Lo primero que nos hace pensar en esta posibilidad, es que el uso de la realidad aumentada incrementa la calidad de vida de las personas y de las empresas. Pero, muchos se preguntan ¿Cómo mejora nuestra calidad esta tecnología? ¿La mejora de verdad?

Hasta ahora, nos surgen más preguntas que respuestas sobre la realidad aumentada, ya que nos estamos sumergiendo en un mundo que no conocemos por completo, ni sabemos qué consecuencias puede tener, por lo que es normal que exista cierta preocupación al respecto.

Numerosas aplicaciones

A día de hoy, la realidad aumentada cuenta con un grandísimo número de aplicaciones en diversos sectores, como la educación, medicina, industria, marketing y publicidad o el entretenimiento. Por lo que, se contempla como una tecnología que tiene prometedoras aplicaciones, pero ha tenido la mala suerte de convivir con la realidad virtual.

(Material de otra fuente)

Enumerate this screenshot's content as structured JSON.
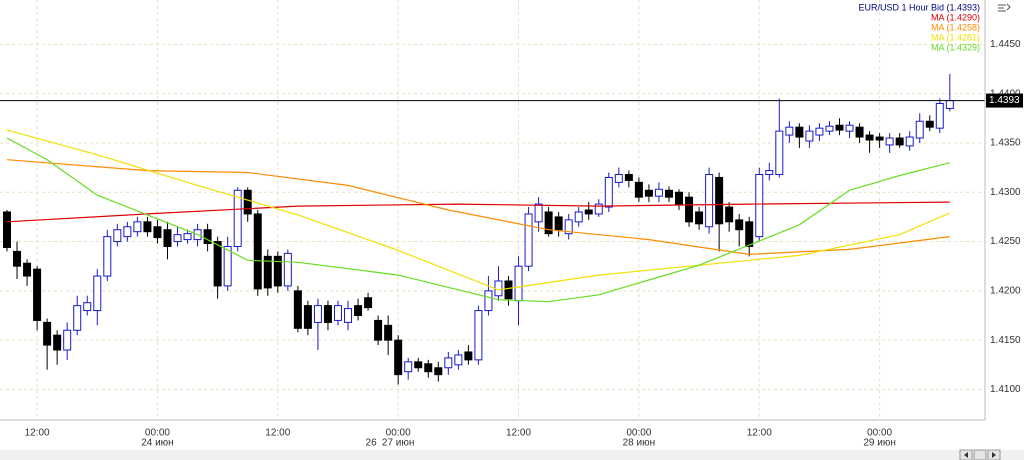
{
  "chart_data": {
    "type": "candlestick",
    "title": "EUR/USD 1 Hour Bid (1.4393)",
    "categories": [
      null,
      null,
      null,
      "12:00",
      null,
      null,
      null,
      null,
      null,
      null,
      null,
      null,
      null,
      null,
      null,
      "00:00",
      null,
      null,
      null,
      null,
      null,
      null,
      null,
      null,
      null,
      null,
      null,
      "12:00",
      null,
      null,
      null,
      null,
      null,
      null,
      null,
      null,
      null,
      null,
      null,
      "00:00",
      null,
      null,
      null,
      null,
      null,
      null,
      null,
      null,
      null,
      null,
      null,
      "12:00",
      null,
      null,
      null,
      null,
      null,
      null,
      null,
      null,
      null,
      null,
      null,
      "00:00",
      null,
      null,
      null,
      null,
      null,
      null,
      null,
      null,
      null,
      null,
      null,
      "12:00",
      null,
      null,
      null,
      null,
      null,
      null,
      null,
      null,
      null,
      null,
      null,
      "00:00",
      null,
      null,
      null,
      null,
      null,
      null,
      null
    ],
    "dates": [
      null,
      null,
      null,
      null,
      null,
      null,
      null,
      null,
      null,
      null,
      null,
      null,
      null,
      null,
      null,
      "24 июн",
      null,
      null,
      null,
      null,
      null,
      null,
      null,
      null,
      null,
      null,
      null,
      null,
      null,
      null,
      null,
      null,
      null,
      null,
      null,
      null,
      "26",
      null,
      null,
      "27 июн",
      null,
      null,
      null,
      null,
      null,
      null,
      null,
      null,
      null,
      null,
      null,
      null,
      null,
      null,
      null,
      null,
      null,
      null,
      null,
      null,
      null,
      null,
      null,
      "28 июн",
      null,
      null,
      null,
      null,
      null,
      null,
      null,
      null,
      null,
      null,
      null,
      null,
      null,
      null,
      null,
      null,
      null,
      null,
      null,
      null,
      null,
      null,
      null,
      "29 июн",
      null,
      null,
      null,
      null,
      null,
      null,
      null
    ],
    "open": [
      1.428,
      1.424,
      1.4228,
      1.4222,
      1.4168,
      1.4155,
      1.414,
      1.416,
      1.418,
      1.418,
      1.4215,
      1.425,
      1.4255,
      1.426,
      1.427,
      1.4265,
      1.4262,
      1.425,
      1.4252,
      1.4252,
      1.4262,
      1.425,
      1.4205,
      1.4245,
      1.4302,
      1.4278,
      1.4235,
      1.4235,
      1.4205,
      1.42,
      1.4185,
      1.4168,
      1.4185,
      1.417,
      1.4168,
      1.4185,
      1.4193,
      1.417,
      1.4165,
      1.415,
      1.4118,
      1.4128,
      1.4126,
      1.4122,
      1.4122,
      1.4125,
      1.4138,
      1.413,
      1.418,
      1.4195,
      1.421,
      1.419,
      1.4225,
      1.427,
      1.428,
      1.4275,
      1.4258,
      1.427,
      1.4282,
      1.4278,
      1.4285,
      1.431,
      1.4318,
      1.431,
      1.4302,
      1.4296,
      1.4302,
      1.43,
      1.4295,
      1.428,
      1.4265,
      1.4315,
      1.4285,
      1.4272,
      1.427,
      1.4255,
      1.4318,
      1.4318,
      1.4358,
      1.4366,
      1.4352,
      1.4358,
      1.4362,
      1.4368,
      1.4362,
      1.4366,
      1.4358,
      1.4356,
      1.4348,
      1.4355,
      1.4347,
      1.4355,
      1.4372,
      1.4365,
      1.4385
    ],
    "high": [
      1.4282,
      1.425,
      1.4232,
      1.4225,
      1.4172,
      1.416,
      1.4168,
      1.4195,
      1.4195,
      1.4222,
      1.4262,
      1.4268,
      1.427,
      1.4275,
      1.4275,
      1.4272,
      1.427,
      1.4265,
      1.4262,
      1.4268,
      1.4268,
      1.4255,
      1.4255,
      1.4305,
      1.4305,
      1.4282,
      1.4242,
      1.424,
      1.4242,
      1.4205,
      1.419,
      1.4192,
      1.419,
      1.419,
      1.419,
      1.4192,
      1.4198,
      1.4175,
      1.4175,
      1.4155,
      1.4132,
      1.4132,
      1.413,
      1.4128,
      1.4138,
      1.414,
      1.4145,
      1.4185,
      1.4215,
      1.4225,
      1.4215,
      1.4235,
      1.4285,
      1.4295,
      1.4285,
      1.428,
      1.4278,
      1.4285,
      1.429,
      1.4293,
      1.432,
      1.4325,
      1.4322,
      1.4315,
      1.4308,
      1.431,
      1.4306,
      1.4303,
      1.43,
      1.4285,
      1.4325,
      1.432,
      1.429,
      1.4278,
      1.4275,
      1.4325,
      1.433,
      1.4395,
      1.4372,
      1.437,
      1.4368,
      1.437,
      1.4372,
      1.4375,
      1.4372,
      1.437,
      1.4362,
      1.436,
      1.436,
      1.436,
      1.4362,
      1.438,
      1.4378,
      1.4395,
      1.442
    ],
    "low": [
      1.424,
      1.4212,
      1.4205,
      1.416,
      1.412,
      1.4125,
      1.413,
      1.4155,
      1.4175,
      1.4165,
      1.421,
      1.4245,
      1.425,
      1.4255,
      1.4255,
      1.4248,
      1.4232,
      1.4245,
      1.4248,
      1.4245,
      1.424,
      1.4192,
      1.42,
      1.424,
      1.427,
      1.4195,
      1.4195,
      1.4198,
      1.42,
      1.4158,
      1.4155,
      1.414,
      1.416,
      1.4165,
      1.416,
      1.417,
      1.418,
      1.4145,
      1.4135,
      1.4105,
      1.411,
      1.4118,
      1.4112,
      1.4108,
      1.4115,
      1.412,
      1.4125,
      1.4125,
      1.4175,
      1.419,
      1.4185,
      1.4165,
      1.422,
      1.426,
      1.4255,
      1.4255,
      1.4252,
      1.4265,
      1.4272,
      1.4275,
      1.428,
      1.4305,
      1.4305,
      1.429,
      1.429,
      1.429,
      1.429,
      1.4282,
      1.4265,
      1.4262,
      1.4258,
      1.424,
      1.426,
      1.4245,
      1.4235,
      1.425,
      1.4312,
      1.4315,
      1.435,
      1.4345,
      1.4345,
      1.4352,
      1.4358,
      1.4358,
      1.4355,
      1.435,
      1.434,
      1.4345,
      1.434,
      1.4345,
      1.4342,
      1.435,
      1.4362,
      1.436,
      1.4382
    ],
    "close": [
      1.4244,
      1.4225,
      1.4215,
      1.417,
      1.4145,
      1.414,
      1.416,
      1.4185,
      1.4188,
      1.4215,
      1.4255,
      1.4262,
      1.4265,
      1.427,
      1.426,
      1.4254,
      1.4245,
      1.4257,
      1.4258,
      1.4262,
      1.4248,
      1.4205,
      1.4245,
      1.4302,
      1.4278,
      1.4202,
      1.4203,
      1.4205,
      1.4238,
      1.4162,
      1.4162,
      1.4185,
      1.4168,
      1.4185,
      1.4182,
      1.4175,
      1.4183,
      1.415,
      1.415,
      1.4115,
      1.4128,
      1.4122,
      1.4118,
      1.4115,
      1.4132,
      1.4135,
      1.413,
      1.418,
      1.42,
      1.421,
      1.4192,
      1.4225,
      1.4278,
      1.4288,
      1.4258,
      1.4262,
      1.4272,
      1.428,
      1.4278,
      1.4288,
      1.4315,
      1.4318,
      1.4312,
      1.4295,
      1.4296,
      1.4303,
      1.4295,
      1.4288,
      1.427,
      1.4268,
      1.4318,
      1.4268,
      1.427,
      1.4262,
      1.4245,
      1.4318,
      1.4322,
      1.4362,
      1.4366,
      1.4356,
      1.4362,
      1.4365,
      1.4367,
      1.4363,
      1.4368,
      1.4356,
      1.4353,
      1.4353,
      1.4355,
      1.4348,
      1.4356,
      1.4372,
      1.4366,
      1.439,
      1.4393
    ],
    "up_color": "#1a1acc",
    "down_color": "#000000",
    "series": [
      {
        "name": "MA (1.4290)",
        "color": "#e00000",
        "x": [
          0,
          14,
          29,
          45,
          59,
          74,
          94
        ],
        "values": [
          1.427,
          1.4278,
          1.4286,
          1.4288,
          1.4286,
          1.4288,
          1.429
        ]
      },
      {
        "name": "MA (1.4258)",
        "color": "#ff8c00",
        "x": [
          0,
          14,
          24,
          34,
          44,
          54,
          64,
          74,
          84,
          94
        ],
        "values": [
          1.4333,
          1.4322,
          1.432,
          1.4307,
          1.4282,
          1.4262,
          1.4252,
          1.4237,
          1.4242,
          1.4255
        ]
      },
      {
        "name": "MA (1.4281)",
        "color": "#f0e000",
        "x": [
          0,
          9,
          19,
          29,
          39,
          49,
          59,
          69,
          79,
          89,
          94
        ],
        "values": [
          1.4363,
          1.4338,
          1.4307,
          1.4277,
          1.4241,
          1.4201,
          1.4216,
          1.4226,
          1.4236,
          1.4257,
          1.4279
        ]
      },
      {
        "name": "MA (1.4329)",
        "color": "#66dd22",
        "x": [
          0,
          4,
          9,
          14,
          19,
          24,
          29,
          39,
          49,
          54,
          59,
          64,
          69,
          79,
          84,
          89,
          94
        ],
        "values": [
          1.4355,
          1.4333,
          1.4297,
          1.4277,
          1.4257,
          1.4231,
          1.4229,
          1.4216,
          1.4191,
          1.4189,
          1.4196,
          1.4211,
          1.4226,
          1.4267,
          1.4302,
          1.4317,
          1.433
        ]
      }
    ],
    "last_price": 1.4393,
    "ylim": [
      1.4069,
      1.4495
    ],
    "yticks": [
      {
        "value": 1.41,
        "label": "1.4100"
      },
      {
        "value": 1.415,
        "label": "1.4150"
      },
      {
        "value": 1.42,
        "label": "1.4200"
      },
      {
        "value": 1.425,
        "label": "1.4250"
      },
      {
        "value": 1.43,
        "label": "1.4300"
      },
      {
        "value": 1.435,
        "label": "1.4350"
      },
      {
        "value": 1.44,
        "label": "1.4400"
      },
      {
        "value": 1.445,
        "label": "1.4450"
      }
    ],
    "grid": true
  }
}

Decimos que ha tenido la mala suerte de convivir con la realidad virtual porque ésta es mucho más barata, aunque tiene otros efectos no deseables para la vida cotidiana, como es la exagerada inmersión que tiene.

¿Cuál promete más?

Actualmente, la realidad aumentada presenta muchas ventajas, pero la realidad virtual también tiene muchos puntos fuertes. Así que, nos surge la duda de cuál promete más, por lo que hemos recabado datos y el panorama se presenta así:

  • La realidad aumentada se presenta como herramienta para ofrecer información adicional a la que vemos; la virtual, sirve para experimentar entornos artificiales a través de la simulación de sensores.
  • La realidad virtual provoca desorientación en el 78% de las mujeres y en el 33% de los hombres. La realidad aumentada es más flexible y tiene muchos tipos.
  • La virtual, a priori, cuesta menos dinero que la aumentada, si queremos hacer uso de gafas.
  • La virtual no es compatible con la vida cotidiana; la aumentada, promete mejorar la vida cotidiana, aumentando la calidad de vida del usuario, como, también, su experiencia.